El trabajo analítico (que puede usarse en un laboratorio ambiental para buscar contaminantes) utiliza muestras de pequeño tamaño y el objetivo es separar los compuestos para identificarlos. El trabajo preparativo (que puede usarse en la industria farmacéutica) utiliza grandes cantidades de muestras y recolecta la salida a granel, y el objetivo de la cromatografía aquí es eliminar las impurezas de un producto comercial.
Fundamentos de la cromatografía
En cualquier técnica cromatográfica, una fase estacionaria suele ser un recubrimiento sólido, líquido espeso o adherido que permanece fijo en un lugar, y una fase móvil o eluyente (generalmente un líquido o gas) que se mueve a través de él o a través de él.
Una muestra a separar, cuando se coloca en la fase estacionaria, se moverá gradualmente en la misma dirección que la fase móvil.

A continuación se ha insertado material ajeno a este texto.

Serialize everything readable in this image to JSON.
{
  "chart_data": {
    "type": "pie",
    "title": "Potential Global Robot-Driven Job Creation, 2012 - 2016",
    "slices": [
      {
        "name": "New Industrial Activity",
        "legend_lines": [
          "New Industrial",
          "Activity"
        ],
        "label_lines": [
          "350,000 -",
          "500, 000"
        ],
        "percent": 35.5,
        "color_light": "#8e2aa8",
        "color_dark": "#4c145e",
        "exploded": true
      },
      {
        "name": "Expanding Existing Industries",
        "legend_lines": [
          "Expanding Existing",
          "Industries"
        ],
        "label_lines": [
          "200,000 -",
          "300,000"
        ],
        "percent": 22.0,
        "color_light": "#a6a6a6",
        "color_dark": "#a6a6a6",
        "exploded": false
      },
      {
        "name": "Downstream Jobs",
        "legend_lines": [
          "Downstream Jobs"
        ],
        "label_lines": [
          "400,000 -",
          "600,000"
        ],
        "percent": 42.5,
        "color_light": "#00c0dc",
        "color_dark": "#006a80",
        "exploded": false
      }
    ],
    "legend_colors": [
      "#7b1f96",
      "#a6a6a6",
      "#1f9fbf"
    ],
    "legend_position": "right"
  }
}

Si un compuesto de muestra (o analito ) no tiene interacción con la fase estacionaria, pasará directamente y saldrá del sistema ( eluirá ) a la misma velocidad que la fase móvil. Por otro lado, si un analito no tiene interacción con la fase móvil, se adherirá directamente a la fase estacionaria y nunca eluirá. Ninguno de estos son buenos resultados.
En un proceso de cromatografía bien diseñado, el químico elegirá las fases estacionaria y móvil que tendrán al menos alguna interacción con los analitos. Cualquier molécula de muestra individual interactuará primero con una fase y luego con la otra, una y otra vez repetidamente, pero la fracción de cada analito en general en cada fase permanecerá constante. Esta relación de distribución entre las fases seleccionadas debe diferir para cada analito para que se separen. (Los compuestos no se separarán cromatográficamente si tienen la misma relación de distribución en un sistema en particular).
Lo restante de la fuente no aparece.